Baptist Cemetery
115 West Jefferson Street
Dates from 1839 to 1896
The headstones are worn and cracked. The setting has changed dramatically. A history book etched in stone, waiting to be read, the Baptist Cemetery is a quiet reminder of a previous era. After years of neglect and abandonment, old burying grounds such as this one on Jefferson Street are beginning to be recognized as social and historical resources worthy of preservation.
Bethel Baptist Church grew out of a congregation near Seneca Creek. In 1821, fifteen Baptists established a new church in Rockville and two years later acquired half an acre at the western boundary of the small town. They soon erected a church and began burials in the adjacent graveyard.

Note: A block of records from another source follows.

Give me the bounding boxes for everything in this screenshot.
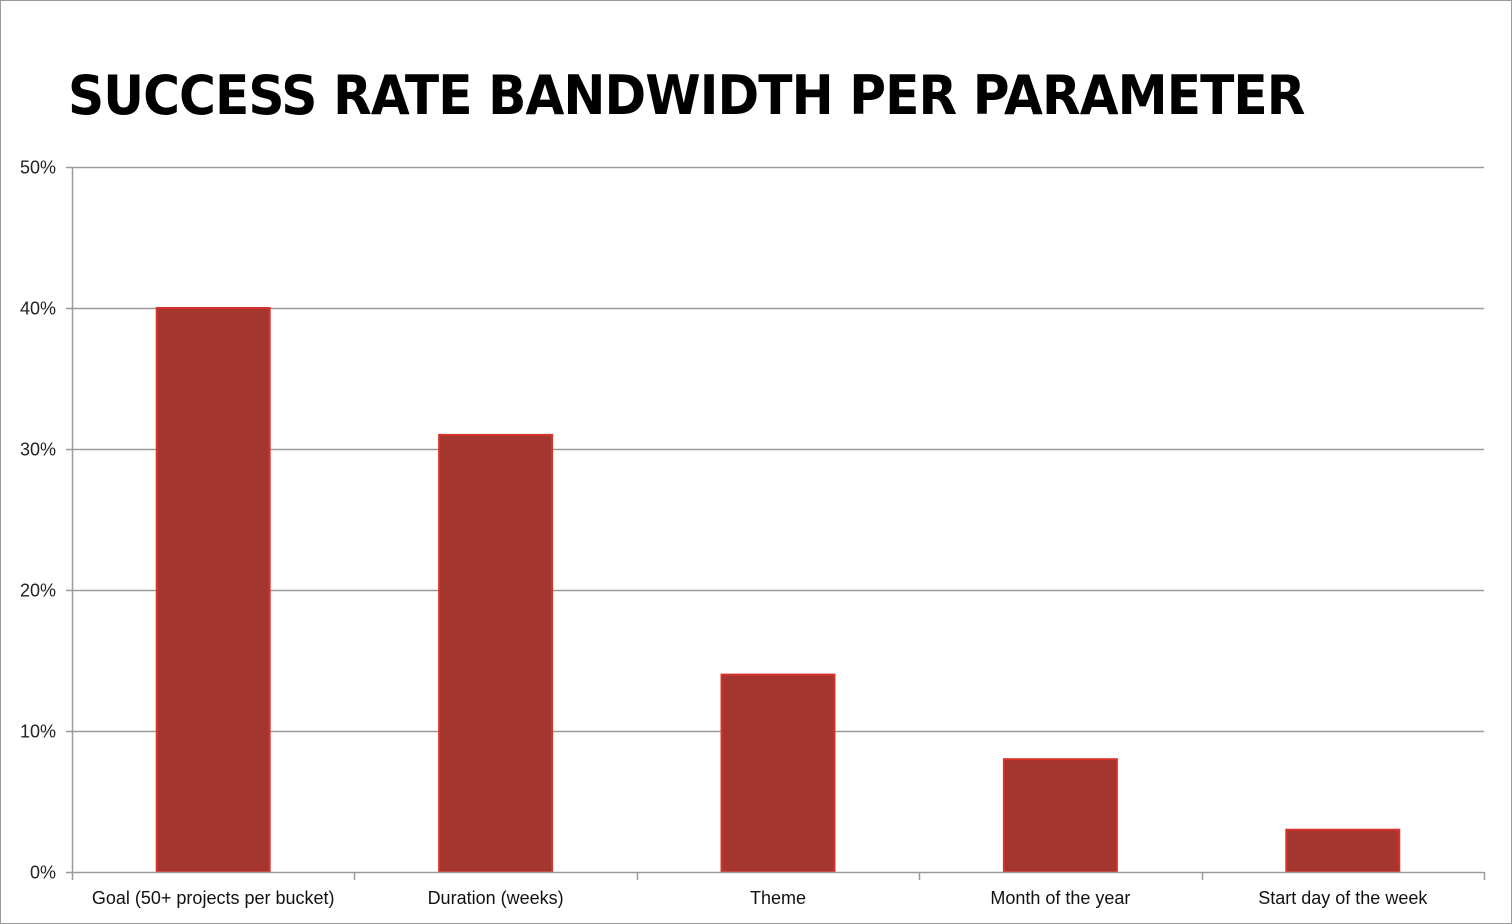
- y-tick-label: 10%: [20, 722, 56, 742]
- x-category-label: Start day of the week: [1258, 888, 1428, 908]
- y-tick-label: 20%: [20, 581, 56, 601]
- bar: [720, 673, 836, 873]
- bar: [438, 433, 554, 873]
- gridlines: [72, 166, 1484, 733]
- bar: [1285, 828, 1401, 874]
- x-category-label: Theme: [750, 888, 806, 908]
- x-axis-category-labels: Goal (50+ projects per bucket) Duration (…: [92, 888, 1428, 908]
- y-tick-label: 30%: [20, 440, 56, 460]
- y-tick-label: 40%: [20, 299, 56, 319]
- y-tick-label: 50%: [20, 158, 56, 178]
- axes: [71, 167, 1486, 880]
- y-axis-tick-labels: 0% 10% 20% 30% 40% 50%: [20, 158, 72, 883]
- x-category-label: Duration (weeks): [428, 888, 564, 908]
- bar: [155, 307, 271, 873]
- x-category-label: Month of the year: [990, 888, 1130, 908]
- y-tick-label: 0%: [30, 863, 56, 883]
- x-category-label: Goal (50+ projects per bucket): [92, 888, 335, 908]
- chart-title: SUCCESS RATE BANDWIDTH PER PARAMETER: [68, 64, 1305, 127]
- bars: [155, 307, 1401, 874]
- bar: [1002, 758, 1118, 874]
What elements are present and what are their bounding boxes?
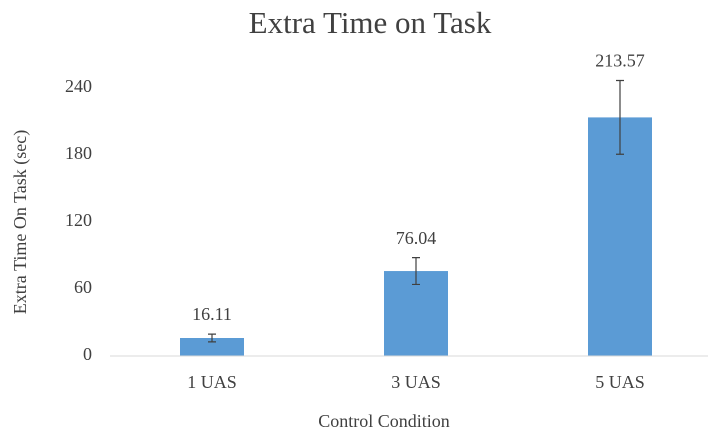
error-bar bbox=[412, 257, 420, 286]
y-tick-label: 120 bbox=[65, 210, 92, 230]
error-bar bbox=[208, 333, 216, 343]
y-tick-label: 180 bbox=[65, 143, 92, 163]
y-tick-label: 0 bbox=[83, 344, 92, 364]
data-label: 76.04 bbox=[396, 228, 437, 248]
chart-title: Extra Time on Task bbox=[249, 5, 492, 40]
bar bbox=[180, 338, 244, 356]
bar bbox=[588, 117, 652, 356]
y-axis-title: Extra Time On Task (sec) bbox=[10, 130, 31, 314]
bar bbox=[384, 271, 448, 356]
error-bar bbox=[616, 79, 624, 155]
data-label: 213.57 bbox=[595, 51, 645, 71]
x-axis-title: Control Condition bbox=[318, 411, 450, 431]
x-tick-label: 3 UAS bbox=[391, 372, 441, 392]
data-label: 16.11 bbox=[192, 304, 232, 324]
x-tick-label: 5 UAS bbox=[595, 372, 645, 392]
x-tick-label: 1 UAS bbox=[187, 372, 237, 392]
y-tick-label: 60 bbox=[74, 277, 92, 297]
y-tick-label: 240 bbox=[65, 76, 92, 96]
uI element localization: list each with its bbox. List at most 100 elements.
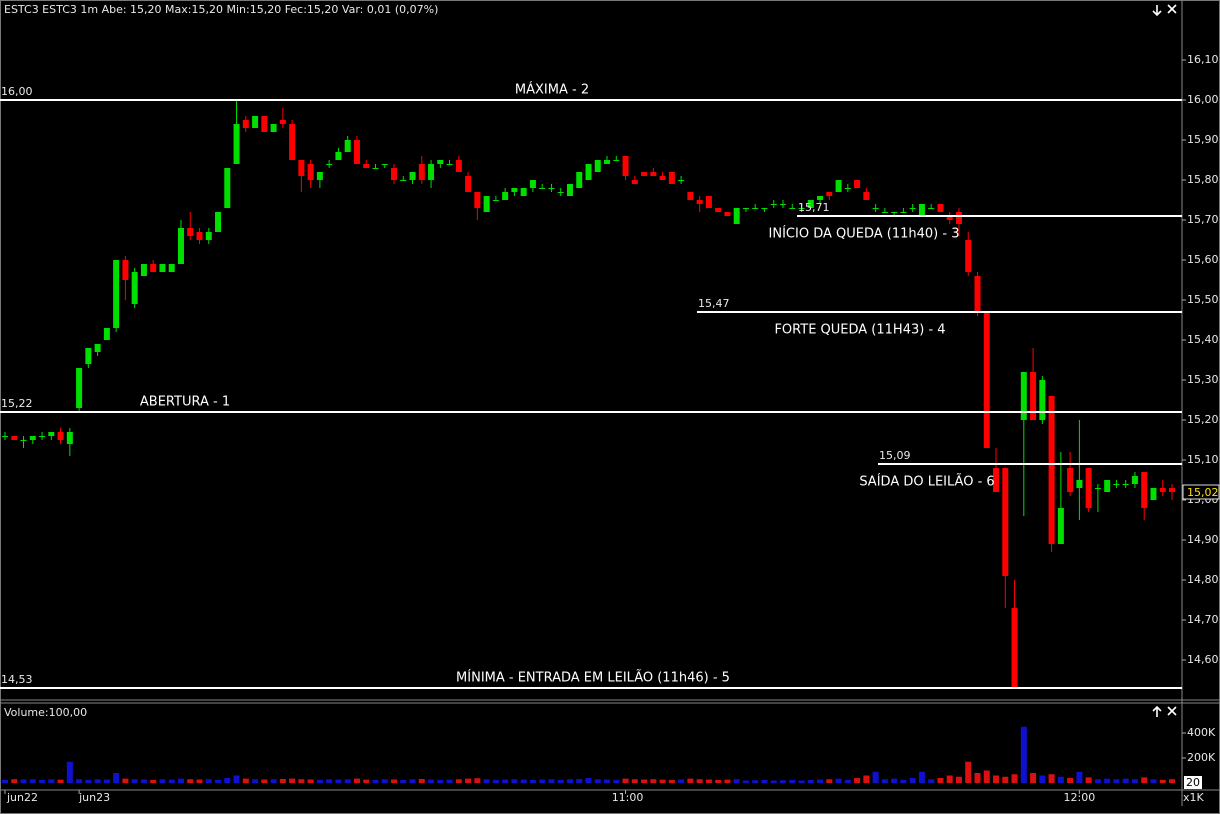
volume-bar [316, 779, 323, 783]
volume-bar [298, 779, 305, 783]
candle-body [187, 228, 194, 236]
candle-body [353, 140, 360, 164]
y-tick-label: 15,30 [1187, 373, 1219, 386]
volume-bar [974, 773, 981, 783]
volume-bar [11, 779, 18, 783]
candle-body [817, 196, 824, 200]
volume-bar [807, 779, 814, 783]
volume-bar [511, 779, 518, 783]
volume-bar [604, 779, 611, 783]
candle-body [242, 120, 249, 128]
volume-bar [1020, 726, 1027, 783]
volume-bar [687, 778, 694, 783]
volume-bar [520, 779, 527, 783]
y-tick-label: 14,80 [1187, 573, 1219, 586]
volume-bar [529, 779, 536, 783]
panel-icons[interactable] [1152, 4, 1177, 717]
candle-body [594, 160, 601, 172]
candle-body [1020, 372, 1027, 420]
candle-body [798, 208, 805, 209]
candle-body [446, 164, 453, 165]
candle-body [233, 124, 240, 164]
candle-body [316, 172, 323, 180]
candle-body [279, 120, 286, 124]
candle-body [335, 152, 342, 160]
candle-body [844, 188, 851, 189]
y-tick-label: 15,90 [1187, 133, 1219, 146]
volume-bar [418, 779, 425, 783]
candle-body [492, 200, 499, 201]
candle-body [937, 204, 944, 212]
candle-body [724, 212, 731, 216]
candle-body [418, 164, 425, 180]
move-down-icon[interactable] [1152, 5, 1162, 17]
close-icon[interactable] [1167, 4, 1177, 14]
candle-body [66, 432, 73, 444]
volume-bar [1011, 774, 1018, 783]
candle-body [854, 180, 861, 188]
candle-body [400, 180, 407, 181]
volume-bar [955, 776, 962, 783]
volume-bar [344, 779, 351, 783]
candle-body [613, 160, 620, 161]
volume-bar [483, 779, 490, 783]
y-tick-label: 15,50 [1187, 293, 1219, 306]
volume-bar [733, 779, 740, 783]
y-tick-label: 16,00 [1187, 93, 1219, 106]
candle-body [742, 208, 749, 209]
candle-body [993, 468, 1000, 492]
candle-body [270, 124, 277, 132]
candle-body [140, 264, 147, 276]
volume-bar [187, 779, 194, 783]
candle-body [474, 192, 481, 208]
candle-body [48, 432, 55, 436]
volume-bar [94, 779, 101, 783]
candle-body [576, 172, 583, 188]
x-tick-label: jun22 [6, 791, 38, 804]
candle-body [1113, 484, 1120, 485]
volume-bar [752, 780, 759, 783]
y-tick-label: 14,60 [1187, 653, 1219, 666]
volume-bar [335, 779, 342, 783]
candle-body [224, 168, 231, 208]
volume-bar [1057, 776, 1064, 783]
candle-body [955, 212, 962, 224]
volume-bar [826, 779, 833, 783]
candle-body [511, 188, 518, 192]
move-up-icon[interactable] [1152, 705, 1162, 717]
volume-bar [1085, 777, 1092, 783]
volume-bar [1039, 775, 1046, 783]
volume-bar [177, 778, 184, 783]
volume-bar [168, 779, 175, 783]
close-icon[interactable] [1167, 706, 1177, 716]
candle-body [1159, 488, 1166, 492]
volume-bar [400, 779, 407, 783]
annotation-text: INÍCIO DA QUEDA (11h40) - 3 [769, 226, 960, 242]
volume-bar [557, 779, 564, 783]
volume-bar [641, 779, 648, 783]
volume-bar [391, 779, 397, 783]
candle-body [307, 164, 314, 180]
volume-bar [928, 779, 935, 783]
volume-bar [326, 779, 333, 783]
volume-bar [937, 778, 944, 783]
candle-body [1067, 468, 1074, 492]
volume-bar [918, 771, 925, 783]
candle-body [557, 192, 564, 193]
last-price-label: 15,02 [1187, 486, 1219, 499]
volume-bar [372, 779, 379, 783]
scale-box [1184, 776, 1202, 789]
volume-bar [76, 779, 83, 783]
candle-body [289, 124, 296, 160]
candle-body [659, 176, 666, 180]
candle-body [1030, 372, 1037, 420]
candle-body [1076, 480, 1083, 488]
y-tick-label: 14,70 [1187, 613, 1219, 626]
volume-bar [1169, 779, 1175, 783]
volume-bar [789, 779, 796, 783]
volume-bar [844, 779, 851, 783]
candle-body [1039, 380, 1046, 420]
y-tick-label: 15,40 [1187, 333, 1219, 346]
volume-bar [576, 779, 583, 783]
volume-bar [872, 771, 879, 783]
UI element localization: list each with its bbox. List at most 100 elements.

The group incorporated in 1863 and replaced the original wooden church with a brick building the following year. They erected a picket fence around the graveyard and kept it clean with whitewash. A half century later, the congregation built a larger church and parsonage at the corner of Washington and Jefferson Streets, demolished the brick church, and enclosed the old cemetery with a new iron fence.
From 1839 to 1896 there were nearly fifty burials in the cemetery. They include the miller Samuel Veirs and his family, clerk of the court Brice Selby and his namesake grandson, “Little Bell Key” (aged 2), the large family of Elizabeth and William Braddock, and three children from the Bogley family.
In 1897, the Trustees of the Baptist Church deeded a triangular piece of land to the Mayor and Council to widen Van Buren Street in exchange for “sufficient electric current to maintain 22 light of 16 candle power, and water to the church for the period of five years, and bringing the wires from the street to the church building.” In this trade, sixteen graves were moved to the Rockville Cemetery.
The Church sold its Washington Street property in 1971 and moved into a modern building on Adclare Road. The old cemetery was conveyed two years later to the Montgomery County Historical Society, which in 1983 transferred title to Peerless Rockville for caretaking. The cemetery was designated by the City of Rockville and listed in the National Register as part of the West Montgomery Avenue Historic District in 1974.
Peerless Rockville views its Baptist Cemetery as a window to local history and an opportunity to showcase preservation. Since 1983, Peerless has worked to document, interpret, maintain, and use the cemetery to create interest in restoration. “Adopt-a-Stone” volunteers assessed the condition of the stones and researched census and other records to learn about those interred here. Mary Ricketts, killed as she and her husband crossed the railroad tracks in a carriage, and William Veirs Bouic, president of the Town Commissioners and judge, now seem more real. Ground penetrating radar yielded more data, as did Church minutes. Peerless published a brochure, wrote a master plan to guide future plantings and work, and cleaned and straightened gravestones. To aid interpretation, Peerless installed a bench, sign, and plaque.
Through the Baptist Cemetery, Peerless Rockville has sparked interest in other historic Rockville cemeteries. As an early member of the Coalition to Protect MD Burial Sites, Peerless helped to pass State laws and call attention with workshops and networking to these special historic places in our back yards.